HelioScope is better at bankable, engineering-grade simulation for large systems. Its module-level 8760-hour modelling produces P50 and P90 yield figures that lenders and financiers accept, and its energy estimates are validated to within roughly 1% of PVsyst, the benchmark for commercial solar finance. For multi-megawatt arrays with complex wire runs and detailed loss modelling, that depth is the reason it's an industry standard, and it's depth Solar Proof doesn't try to match.
What is Solar Proof better at?
Solar Proof is better at everything that happens between a design and a signed contract in Australia. It applies STCs and the tiered Federal Battery Rebate inside the quote, generates AS/NZS 5033 single-line diagrams in the browser, and outputs a branded, NETCC-compliant proposal, none of which HelioScope produces. It's also priced in Australian dollars per project rather than US dollars per seat, with no project cap and a genuine free trial.
How much does each one cost?
HelioScope costs more, and in a different currency. It runs from about US$159 per user per month (Basic) to US$259 (Pro), with project caps on some plans, so once converted to AUD it sits well above local tools. Solar Proof is pay-as-you-go from around four dollars per project (first projects free), with Pro plans from about ninety-nine dollars per month. For Australian residential and small-commercial work the gap is large; for funded utility projects, HelioScope's cost is easier to justify against the value of bankable data.
What do installers say about Solar Proof?

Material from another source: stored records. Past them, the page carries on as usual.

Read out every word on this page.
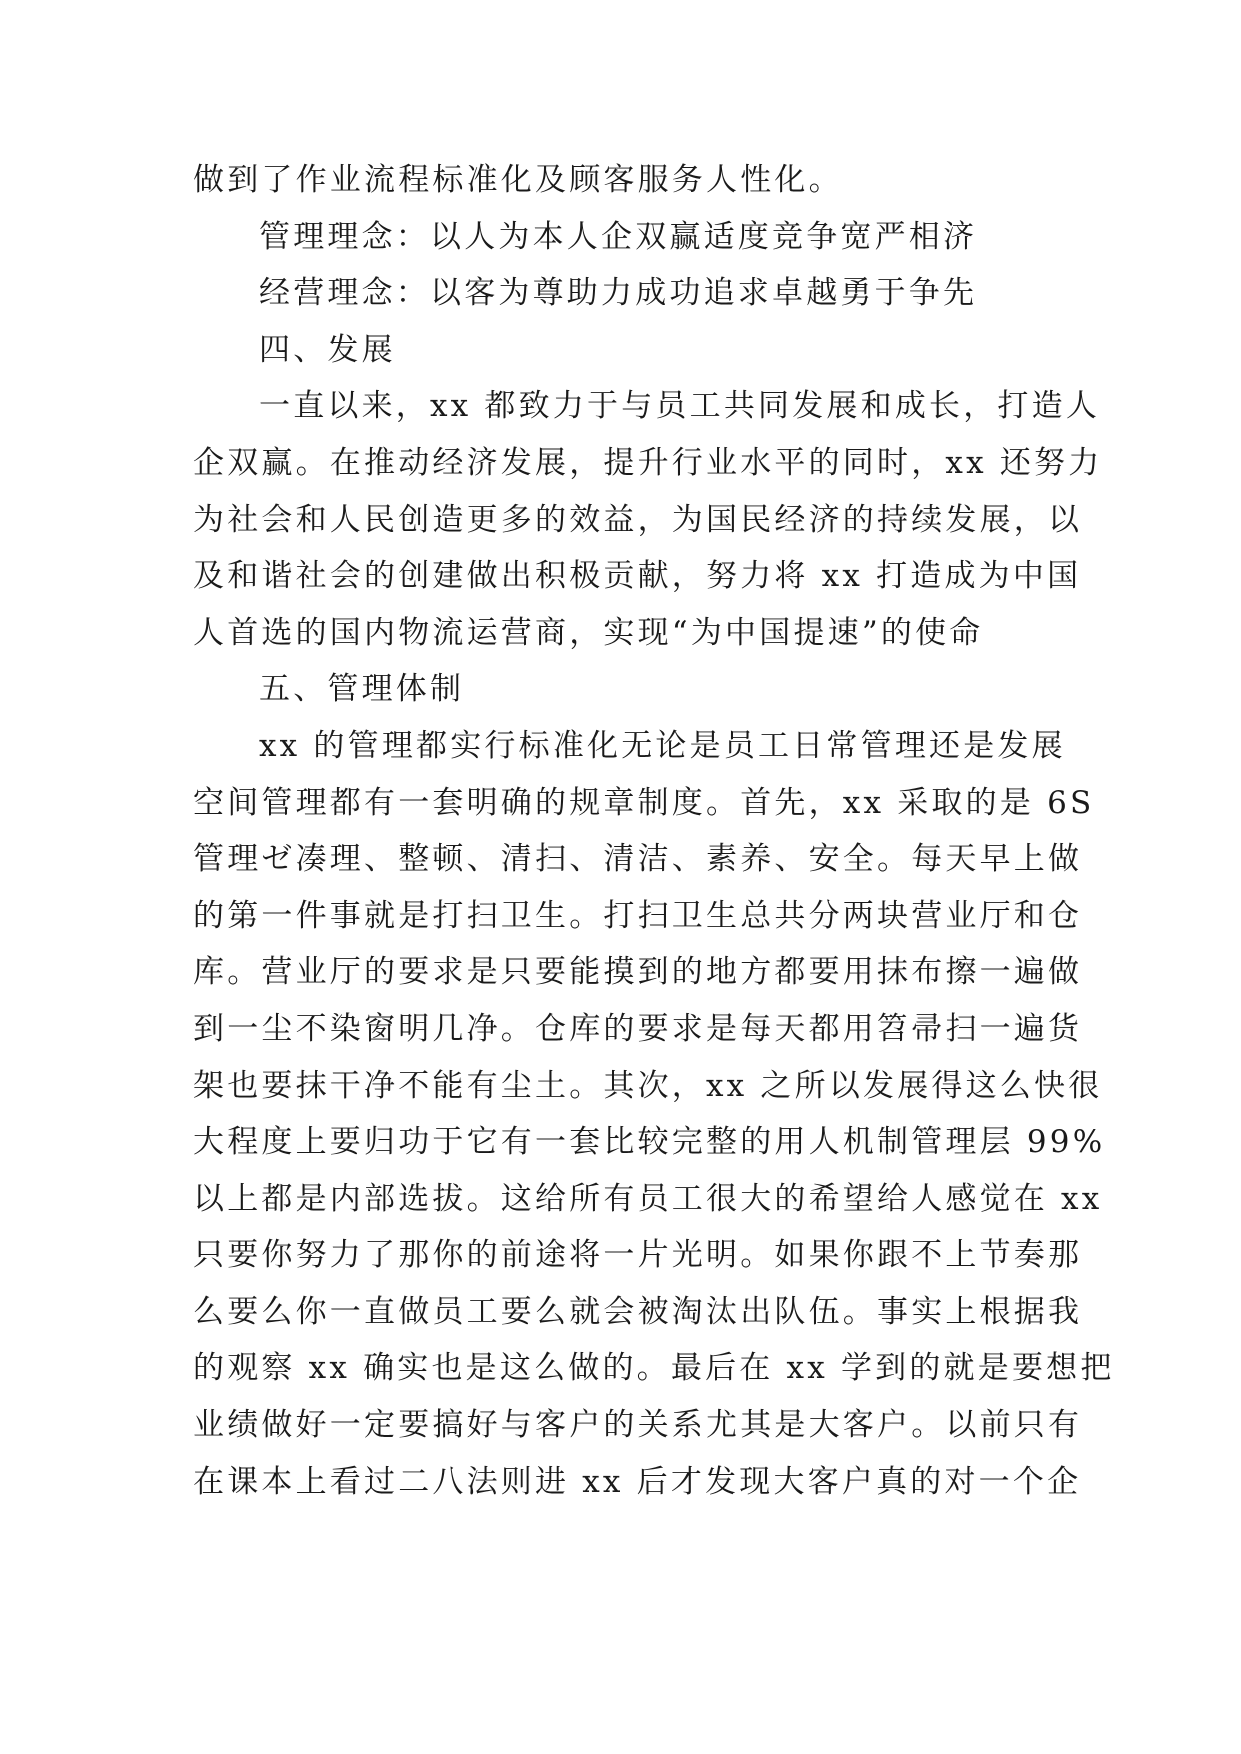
做到了作业流程标准化及顾客服务人性化。
管理理念：以人为本人企双赢适度竞争宽严相济
经营理念：以客为尊助力成功追求卓越勇于争先
四、发展
一直以来，xx 都致力于与员工共同发展和成长，打造人
企双赢。在推动经济发展，提升行业水平的同时，xx 还努力
为社会和人民创造更多的效益，为国民经济的持续发展，以
及和谐社会的创建做出积极贡献，努力将 xx 打造成为中国
人首选的国内物流运营商，实现“为中国提速”的使命
五、管理体制
xx 的管理都实行标准化无论是员工日常管理还是发展
空间管理都有一套明确的规章制度。首先，xx 采取的是 6S
管理ゼ凑理、整顿、清扫、清洁、素养、安全。每天早上做
的第一件事就是打扫卫生。打扫卫生总共分两块营业厅和仓
库。营业厅的要求是只要能摸到的地方都要用抹布擦一遍做
到一尘不染窗明几净。仓库的要求是每天都用笤帚扫一遍货
架也要抹干净不能有尘土。其次，xx 之所以发展得这么快很
大程度上要归功于它有一套比较完整的用人机制管理层 99%
以上都是内部选拔。这给所有员工很大的希望给人感觉在 xx
只要你努力了那你的前途将一片光明。如果你跟不上节奏那
么要么你一直做员工要么就会被淘汰出队伍。事实上根据我
的观察 xx 确实也是这么做的。最后在 xx 学到的就是要想把
业绩做好一定要搞好与客户的关系尤其是大客户。以前只有
在课本上看过二八法则进 xx 后才发现大客户真的对一个企
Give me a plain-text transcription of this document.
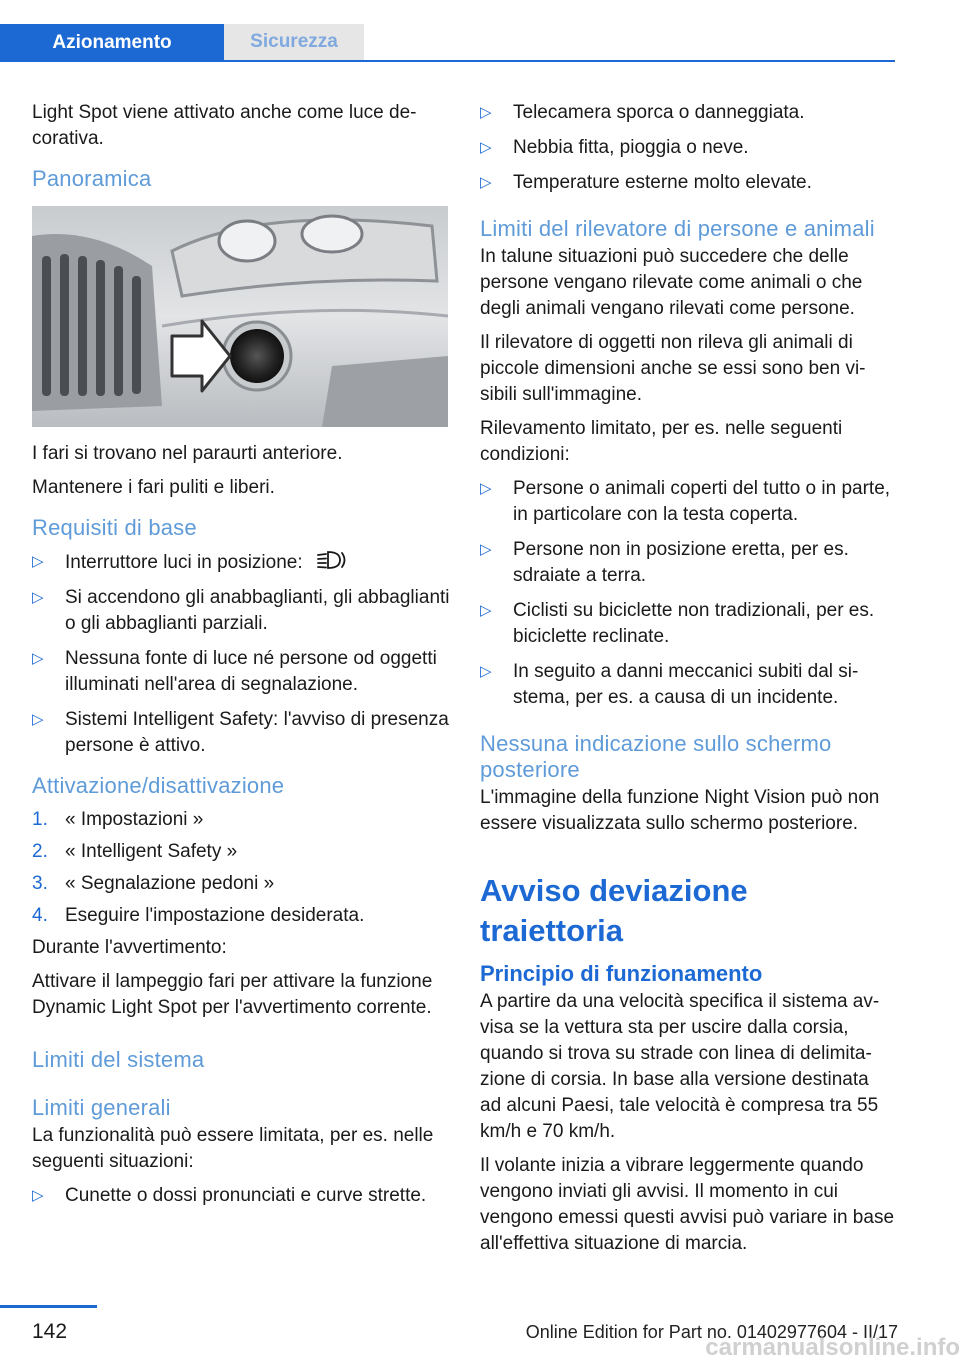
Azionamento	Sicurezza

Light Spot viene attivato anche come luce decorativa.

Panoramica

I fari si trovano nel paraurti anteriore.

Mantenere i fari puliti e liberi.

Requisiti di base
▷ Interruttore luci in posizione:
▷ Si accendono gli anabbaglianti, gli abbaglianti o gli abbaglianti parziali.
▷ Nessuna fonte di luce né persone od oggetti illuminati nell'area di segnalazione.
▷ Sistemi Intelligent Safety: l'avviso di presenza persone è attivo.
Attivazione/disattivazione
1. « Impostazioni »
2. « Intelligent Safety »
3. « Segnalazione pedoni »
4. Eseguire l'impostazione desiderata.

Durante l'avvertimento:

Attivare il lampeggio fari per attivare la funzione Dynamic Light Spot per l'avvertimento corrente.

Limiti del sistema
Limiti generali

La funzionalità può essere limitata, per es. nelle seguenti situazioni:

▷ Cunette o dossi pronunciati e curve strette.
▷ Telecamera sporca o danneggiata.
▷ Nebbia fitta, pioggia o neve.
▷ Temperature esterne molto elevate.
Limiti del rilevatore di persone e animali

In talune situazioni può succedere che delle persone vengano rilevate come animali o che degli animali vengano rilevati come persone.

Il rilevatore di oggetti non rileva gli animali di piccole dimensioni anche se essi sono ben visibili sull'immagine.

Rilevamento limitato, per es. nelle seguenti condizioni:

▷ Persone o animali coperti del tutto o in parte, in particolare con la testa coperta.
▷ Persone non in posizione eretta, per es. sdraiate a terra.
▷ Ciclisti su biciclette non tradizionali, per es. biciclette reclinate.
▷ In seguito a danni meccanici subiti dal sistema, per es. a causa di un incidente.
Nessuna indicazione sullo schermo posteriore

L'immagine della funzione Night Vision può non essere visualizzata sullo schermo posteriore.

Avviso deviazione traiettoria
Principio di funzionamento

A partire da una velocità specifica il sistema avvisa se la vettura sta per uscire dalla corsia, quando si trova su strade con linea di delimitazione di corsia. In base alla versione destinata ad alcuni Paesi, tale velocità è compresa tra 55 km/h e 70 km/h.

Il volante inizia a vibrare leggermente quando vengono inviati gli avvisi. Il momento in cui vengono emessi questi avvisi può variare in base all'effettiva situazione di marcia.

142	Online Edition for Part no. 01402977604 - II/17
carmanualsonline.info
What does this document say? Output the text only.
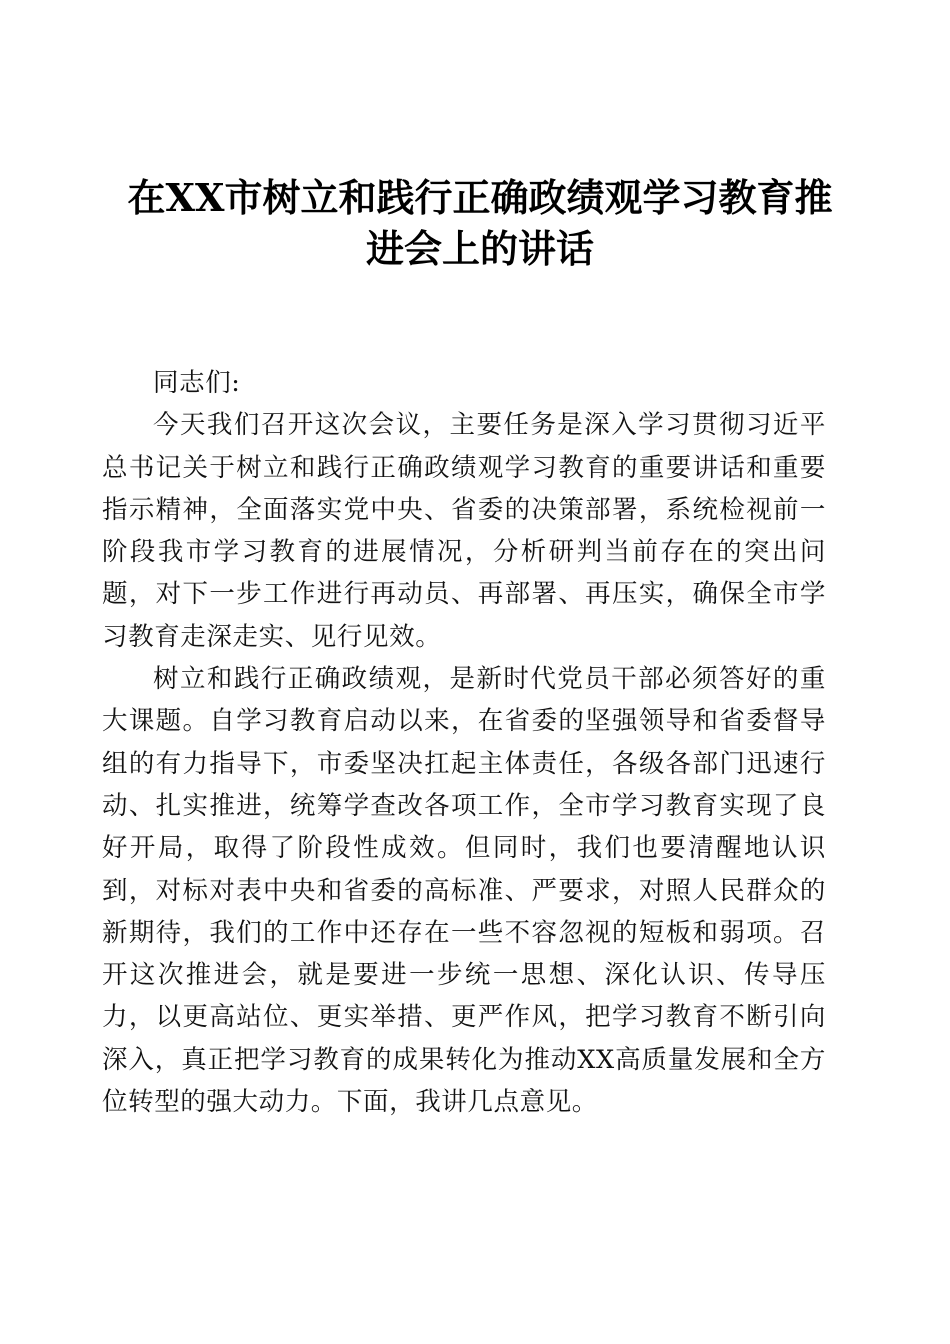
在XX市树立和践行正确政绩观学习教育推进会上的讲话

同志们:

今天我们召开这次会议，主要任务是深入学习贯彻习近平总书记关于树立和践行正确政绩观学习教育的重要讲话和重要指示精神，全面落实党中央、省委的决策部署，系统检视前一阶段我市学习教育的进展情况，分析研判当前存在的突出问题，对下一步工作进行再动员、再部署、再压实，确保全市学习教育走深走实、见行见效。

树立和践行正确政绩观，是新时代党员干部必须答好的重大课题。自学习教育启动以来，在省委的坚强领导和省委督导组的有力指导下，市委坚决扛起主体责任，各级各部门迅速行动、扎实推进，统筹学查改各项工作，全市学习教育实现了良好开局，取得了阶段性成效。但同时，我们也要清醒地认识到，对标对表中央和省委的高标准、严要求，对照人民群众的新期待，我们的工作中还存在一些不容忽视的短板和弱项。召开这次推进会，就是要进一步统一思想、深化认识、传导压力，以更高站位、更实举措、更严作风，把学习教育不断引向深入，真正把学习教育的成果转化为推动XX高质量发展和全方位转型的强大动力。下面，我讲几点意见。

"Solar Proof has taken our solar layouts and proposals to a professional level. The accuracy with providing solar layouts has been a game changer in our efficiency."
When should you NOT switch from HelioScope to Solar Proof?
Don't switch if bankable simulation is the deliverable that wins your projects, because Solar Proof isn't a replacement for a dedicated C&I engine. If you design utility-scale arrays where a financier requires PVsyst-grade yield validation, keep HelioScope for the engineering. The smarter move for those businesses is usually to add Solar Proof for proposals and Australian compliance while keeping HelioScope for simulation, rather than replacing one with the other.
Verdict: which should you choose?
In Solar Proof vs HelioScope, choose Solar Proof if your bottleneck is producing compliant, professional Australian proposals quickly; choose HelioScope if your bottleneck is bankable simulation of large commercial systems. They sit at different points in the workflow, so for many installers the honest answer isn't "either/or", it's HelioScope for the engineering and Solar Proof for the proposal and the paperwork.